There is also the issue of the buzz on the Internet. Opinion sites, user ratings and comments, blogs and social networks can make or break just about any brand on the Internet. If Sony releases a buggy product with inferior performance, all of the money they’ve spent on building their brand takes a backseat to the buzz.
Let me provide an example:
You are looking to buy a mountain bike in the $800 price range. Which source of information carries the most weight with you?
(a) Celebrity endorsement
(b) An ad in a mountain biking magazine
(c) Branded websites
(d) Recommendations from other consumers
(e) Recommendations from trusted friend
A recent study by Forrester/Intelliseek Research found that the options above are rated in the order of importance, with (a) being the least trusted and (e) being the most trusted. Answers (a) and (b) above represent the old-school method of corporate branding (building, nurturing and controlling). Option (c) is the middle ground because it is still corporate controlled, but it focuses more on product information. Options (d) and (e), the most powerful mechanisms for forming consumer opinion, are out of the control of the corporate branding geniuses.

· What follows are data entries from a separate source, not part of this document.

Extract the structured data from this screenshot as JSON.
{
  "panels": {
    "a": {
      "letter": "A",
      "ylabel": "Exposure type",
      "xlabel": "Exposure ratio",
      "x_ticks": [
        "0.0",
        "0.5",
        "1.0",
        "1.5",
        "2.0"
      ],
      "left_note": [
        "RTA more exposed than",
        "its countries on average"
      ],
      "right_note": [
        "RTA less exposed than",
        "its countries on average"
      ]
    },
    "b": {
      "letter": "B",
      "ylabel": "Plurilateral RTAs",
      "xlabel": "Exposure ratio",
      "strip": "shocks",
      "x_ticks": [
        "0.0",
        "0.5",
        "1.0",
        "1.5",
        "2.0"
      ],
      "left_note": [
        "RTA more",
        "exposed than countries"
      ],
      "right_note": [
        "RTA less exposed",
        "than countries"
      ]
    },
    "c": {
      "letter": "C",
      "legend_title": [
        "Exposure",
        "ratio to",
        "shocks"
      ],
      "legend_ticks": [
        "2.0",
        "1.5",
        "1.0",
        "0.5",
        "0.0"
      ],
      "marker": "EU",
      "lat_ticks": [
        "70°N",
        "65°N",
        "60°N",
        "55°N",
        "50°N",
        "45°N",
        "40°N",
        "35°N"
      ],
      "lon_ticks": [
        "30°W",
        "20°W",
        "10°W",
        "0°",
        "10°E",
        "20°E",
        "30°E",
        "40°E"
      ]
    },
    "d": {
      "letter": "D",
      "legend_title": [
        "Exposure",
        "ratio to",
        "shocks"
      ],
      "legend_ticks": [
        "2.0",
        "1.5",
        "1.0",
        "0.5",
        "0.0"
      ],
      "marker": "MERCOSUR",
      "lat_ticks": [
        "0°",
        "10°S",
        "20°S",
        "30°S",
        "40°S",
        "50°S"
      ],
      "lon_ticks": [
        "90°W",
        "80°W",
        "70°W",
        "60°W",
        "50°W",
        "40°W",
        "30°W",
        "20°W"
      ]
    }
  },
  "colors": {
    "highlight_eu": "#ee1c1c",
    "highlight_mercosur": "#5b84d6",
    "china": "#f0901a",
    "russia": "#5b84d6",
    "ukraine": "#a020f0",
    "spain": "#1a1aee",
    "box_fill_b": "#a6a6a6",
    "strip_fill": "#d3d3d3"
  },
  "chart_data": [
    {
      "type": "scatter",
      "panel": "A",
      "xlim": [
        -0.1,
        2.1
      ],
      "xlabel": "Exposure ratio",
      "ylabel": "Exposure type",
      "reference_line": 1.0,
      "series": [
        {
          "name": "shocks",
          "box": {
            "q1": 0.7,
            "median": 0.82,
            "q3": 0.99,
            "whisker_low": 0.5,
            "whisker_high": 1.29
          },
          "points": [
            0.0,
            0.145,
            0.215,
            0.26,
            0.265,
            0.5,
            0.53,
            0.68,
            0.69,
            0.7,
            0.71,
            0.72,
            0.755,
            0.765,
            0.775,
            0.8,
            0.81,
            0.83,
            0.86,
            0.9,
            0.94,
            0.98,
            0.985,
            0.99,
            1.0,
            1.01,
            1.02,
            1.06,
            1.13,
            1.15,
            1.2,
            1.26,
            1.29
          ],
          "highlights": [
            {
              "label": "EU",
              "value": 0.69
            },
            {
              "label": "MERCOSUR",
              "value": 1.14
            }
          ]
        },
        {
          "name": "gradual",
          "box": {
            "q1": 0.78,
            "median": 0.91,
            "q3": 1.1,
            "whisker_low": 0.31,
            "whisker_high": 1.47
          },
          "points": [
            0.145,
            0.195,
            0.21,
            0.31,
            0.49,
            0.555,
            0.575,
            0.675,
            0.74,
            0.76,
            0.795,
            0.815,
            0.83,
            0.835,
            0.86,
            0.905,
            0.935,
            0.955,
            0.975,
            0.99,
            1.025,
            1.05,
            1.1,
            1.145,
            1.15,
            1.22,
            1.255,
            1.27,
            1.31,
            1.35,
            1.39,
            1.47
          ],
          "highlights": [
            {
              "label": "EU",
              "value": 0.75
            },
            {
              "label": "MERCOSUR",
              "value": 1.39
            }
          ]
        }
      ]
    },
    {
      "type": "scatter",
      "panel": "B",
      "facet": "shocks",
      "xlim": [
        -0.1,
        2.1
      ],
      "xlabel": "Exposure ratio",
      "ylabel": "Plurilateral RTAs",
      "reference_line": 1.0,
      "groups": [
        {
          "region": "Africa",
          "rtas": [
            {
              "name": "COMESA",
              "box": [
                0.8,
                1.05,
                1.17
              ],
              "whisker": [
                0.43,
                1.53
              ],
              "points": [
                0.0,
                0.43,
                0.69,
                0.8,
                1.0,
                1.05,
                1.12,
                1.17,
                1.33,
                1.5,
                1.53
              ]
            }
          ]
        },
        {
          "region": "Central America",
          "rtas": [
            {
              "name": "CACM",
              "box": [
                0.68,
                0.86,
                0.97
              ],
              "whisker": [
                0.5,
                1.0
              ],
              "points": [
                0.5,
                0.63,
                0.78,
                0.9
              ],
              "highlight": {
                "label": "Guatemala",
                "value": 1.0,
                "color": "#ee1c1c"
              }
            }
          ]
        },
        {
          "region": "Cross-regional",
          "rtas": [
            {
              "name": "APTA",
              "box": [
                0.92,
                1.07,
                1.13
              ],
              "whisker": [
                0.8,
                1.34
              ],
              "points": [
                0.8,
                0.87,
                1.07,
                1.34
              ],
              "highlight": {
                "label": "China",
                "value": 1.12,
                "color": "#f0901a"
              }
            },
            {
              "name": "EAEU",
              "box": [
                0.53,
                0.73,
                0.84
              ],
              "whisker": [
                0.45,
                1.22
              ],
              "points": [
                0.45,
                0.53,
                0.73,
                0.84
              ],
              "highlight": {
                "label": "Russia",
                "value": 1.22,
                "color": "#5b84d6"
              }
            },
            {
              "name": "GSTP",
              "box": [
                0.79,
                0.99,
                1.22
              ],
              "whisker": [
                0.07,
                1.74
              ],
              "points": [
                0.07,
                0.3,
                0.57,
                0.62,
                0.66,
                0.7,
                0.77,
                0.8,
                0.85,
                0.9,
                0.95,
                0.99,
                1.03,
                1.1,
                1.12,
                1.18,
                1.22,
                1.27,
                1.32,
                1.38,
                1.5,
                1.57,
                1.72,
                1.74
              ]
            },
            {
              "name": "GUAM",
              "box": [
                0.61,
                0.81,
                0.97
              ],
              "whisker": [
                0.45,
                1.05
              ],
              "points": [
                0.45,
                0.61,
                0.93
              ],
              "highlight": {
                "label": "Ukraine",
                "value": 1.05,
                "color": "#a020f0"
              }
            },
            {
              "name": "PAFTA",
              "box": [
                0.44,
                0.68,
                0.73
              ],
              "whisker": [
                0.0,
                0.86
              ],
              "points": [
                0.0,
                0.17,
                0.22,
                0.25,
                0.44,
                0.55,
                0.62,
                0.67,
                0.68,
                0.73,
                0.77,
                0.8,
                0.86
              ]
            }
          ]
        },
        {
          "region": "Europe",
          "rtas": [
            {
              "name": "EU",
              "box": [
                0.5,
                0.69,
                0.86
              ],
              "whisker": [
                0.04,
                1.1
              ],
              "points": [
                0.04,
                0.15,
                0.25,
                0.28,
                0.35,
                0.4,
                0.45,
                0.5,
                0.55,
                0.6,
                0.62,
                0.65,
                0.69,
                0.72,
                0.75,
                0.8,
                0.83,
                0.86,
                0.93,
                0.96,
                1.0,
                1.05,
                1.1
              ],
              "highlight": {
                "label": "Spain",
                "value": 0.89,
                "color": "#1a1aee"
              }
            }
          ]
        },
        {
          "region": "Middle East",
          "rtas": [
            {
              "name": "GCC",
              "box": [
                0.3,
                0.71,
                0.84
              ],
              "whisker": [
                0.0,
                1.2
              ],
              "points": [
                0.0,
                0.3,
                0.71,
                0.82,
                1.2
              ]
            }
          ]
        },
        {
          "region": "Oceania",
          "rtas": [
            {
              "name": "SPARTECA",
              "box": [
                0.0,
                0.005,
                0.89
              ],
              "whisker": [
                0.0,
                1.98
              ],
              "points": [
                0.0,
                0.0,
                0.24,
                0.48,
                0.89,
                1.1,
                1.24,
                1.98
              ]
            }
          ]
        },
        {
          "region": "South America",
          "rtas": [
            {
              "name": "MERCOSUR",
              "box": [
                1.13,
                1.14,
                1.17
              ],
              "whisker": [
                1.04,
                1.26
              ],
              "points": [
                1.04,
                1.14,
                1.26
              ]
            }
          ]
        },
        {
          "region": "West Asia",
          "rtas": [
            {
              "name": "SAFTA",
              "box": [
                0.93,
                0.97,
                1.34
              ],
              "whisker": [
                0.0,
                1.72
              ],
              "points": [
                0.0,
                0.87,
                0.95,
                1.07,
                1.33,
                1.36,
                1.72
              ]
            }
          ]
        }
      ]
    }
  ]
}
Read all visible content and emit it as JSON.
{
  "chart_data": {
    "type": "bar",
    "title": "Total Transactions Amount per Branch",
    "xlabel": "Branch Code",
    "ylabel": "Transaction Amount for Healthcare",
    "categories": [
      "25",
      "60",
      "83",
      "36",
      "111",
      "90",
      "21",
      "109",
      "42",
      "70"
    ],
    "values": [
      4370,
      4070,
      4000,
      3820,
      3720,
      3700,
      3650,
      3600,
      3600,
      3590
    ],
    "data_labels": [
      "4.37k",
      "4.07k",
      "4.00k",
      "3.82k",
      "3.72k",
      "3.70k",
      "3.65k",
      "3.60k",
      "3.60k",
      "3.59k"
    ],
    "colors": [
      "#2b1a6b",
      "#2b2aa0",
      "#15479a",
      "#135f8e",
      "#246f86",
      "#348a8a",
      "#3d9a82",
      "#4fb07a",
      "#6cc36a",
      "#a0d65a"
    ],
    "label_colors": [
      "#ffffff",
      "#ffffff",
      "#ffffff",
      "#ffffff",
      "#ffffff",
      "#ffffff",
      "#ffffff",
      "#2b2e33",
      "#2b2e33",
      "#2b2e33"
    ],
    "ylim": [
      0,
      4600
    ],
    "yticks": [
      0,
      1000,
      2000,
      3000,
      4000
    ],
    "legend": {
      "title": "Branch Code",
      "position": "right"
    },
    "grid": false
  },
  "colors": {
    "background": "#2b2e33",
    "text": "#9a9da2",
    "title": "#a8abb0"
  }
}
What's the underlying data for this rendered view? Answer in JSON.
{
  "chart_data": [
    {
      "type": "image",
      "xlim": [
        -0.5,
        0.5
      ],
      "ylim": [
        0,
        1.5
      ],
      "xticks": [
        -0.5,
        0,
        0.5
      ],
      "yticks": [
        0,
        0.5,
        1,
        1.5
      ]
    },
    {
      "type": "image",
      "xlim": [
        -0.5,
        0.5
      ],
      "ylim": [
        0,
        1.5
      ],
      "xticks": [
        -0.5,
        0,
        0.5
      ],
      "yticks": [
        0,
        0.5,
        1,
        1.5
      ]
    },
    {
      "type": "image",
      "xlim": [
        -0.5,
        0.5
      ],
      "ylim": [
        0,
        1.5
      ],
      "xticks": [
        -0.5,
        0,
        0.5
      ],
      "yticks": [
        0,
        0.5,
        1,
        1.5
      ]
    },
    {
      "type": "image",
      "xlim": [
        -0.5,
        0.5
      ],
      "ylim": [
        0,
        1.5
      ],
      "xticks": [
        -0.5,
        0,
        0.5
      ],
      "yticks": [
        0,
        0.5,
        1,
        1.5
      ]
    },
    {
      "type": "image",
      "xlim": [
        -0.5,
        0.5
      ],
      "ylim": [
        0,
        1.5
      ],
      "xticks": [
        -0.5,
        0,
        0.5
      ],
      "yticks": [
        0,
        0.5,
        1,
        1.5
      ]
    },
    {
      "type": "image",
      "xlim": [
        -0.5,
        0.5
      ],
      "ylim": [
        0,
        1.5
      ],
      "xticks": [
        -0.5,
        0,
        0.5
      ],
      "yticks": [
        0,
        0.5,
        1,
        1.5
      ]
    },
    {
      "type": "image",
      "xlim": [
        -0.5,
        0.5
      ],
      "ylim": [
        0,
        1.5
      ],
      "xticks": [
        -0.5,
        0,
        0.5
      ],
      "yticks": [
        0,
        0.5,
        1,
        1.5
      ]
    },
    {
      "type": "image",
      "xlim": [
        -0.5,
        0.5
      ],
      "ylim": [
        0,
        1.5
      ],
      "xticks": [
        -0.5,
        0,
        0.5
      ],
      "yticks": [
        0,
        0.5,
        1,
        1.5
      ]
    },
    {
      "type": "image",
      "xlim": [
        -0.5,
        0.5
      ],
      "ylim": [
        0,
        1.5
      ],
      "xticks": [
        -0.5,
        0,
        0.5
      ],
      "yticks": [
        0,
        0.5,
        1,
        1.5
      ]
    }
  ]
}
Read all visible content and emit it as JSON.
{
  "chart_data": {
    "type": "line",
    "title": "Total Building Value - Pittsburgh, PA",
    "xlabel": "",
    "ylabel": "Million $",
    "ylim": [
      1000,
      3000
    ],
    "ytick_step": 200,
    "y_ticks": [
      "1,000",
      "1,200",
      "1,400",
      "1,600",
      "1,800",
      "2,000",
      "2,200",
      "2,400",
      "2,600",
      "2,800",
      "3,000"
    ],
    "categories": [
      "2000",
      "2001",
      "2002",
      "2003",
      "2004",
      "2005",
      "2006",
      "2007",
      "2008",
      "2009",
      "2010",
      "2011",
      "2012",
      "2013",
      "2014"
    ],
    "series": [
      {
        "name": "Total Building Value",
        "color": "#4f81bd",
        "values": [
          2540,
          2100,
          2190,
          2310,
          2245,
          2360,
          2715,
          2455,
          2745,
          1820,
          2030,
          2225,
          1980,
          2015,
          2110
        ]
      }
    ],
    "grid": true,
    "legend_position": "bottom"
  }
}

In short, the Internet provides consumers with immediate access to an increasing body of factual data and user feedback. This is causing a shift in power from the corporate branding gurus toward consumers. Branding is falling a distant second to functional elements. This means that inbound marketing (figuring out what people want) is becoming increasingly important relative to outbound marketing (figuring out how to sell what you have) as we become more informed consumers. The Internet is fostering a consumption meritocracy where to old adage “build a better mousetrap and the world will beat a path to your door,” is finally becoming a reality.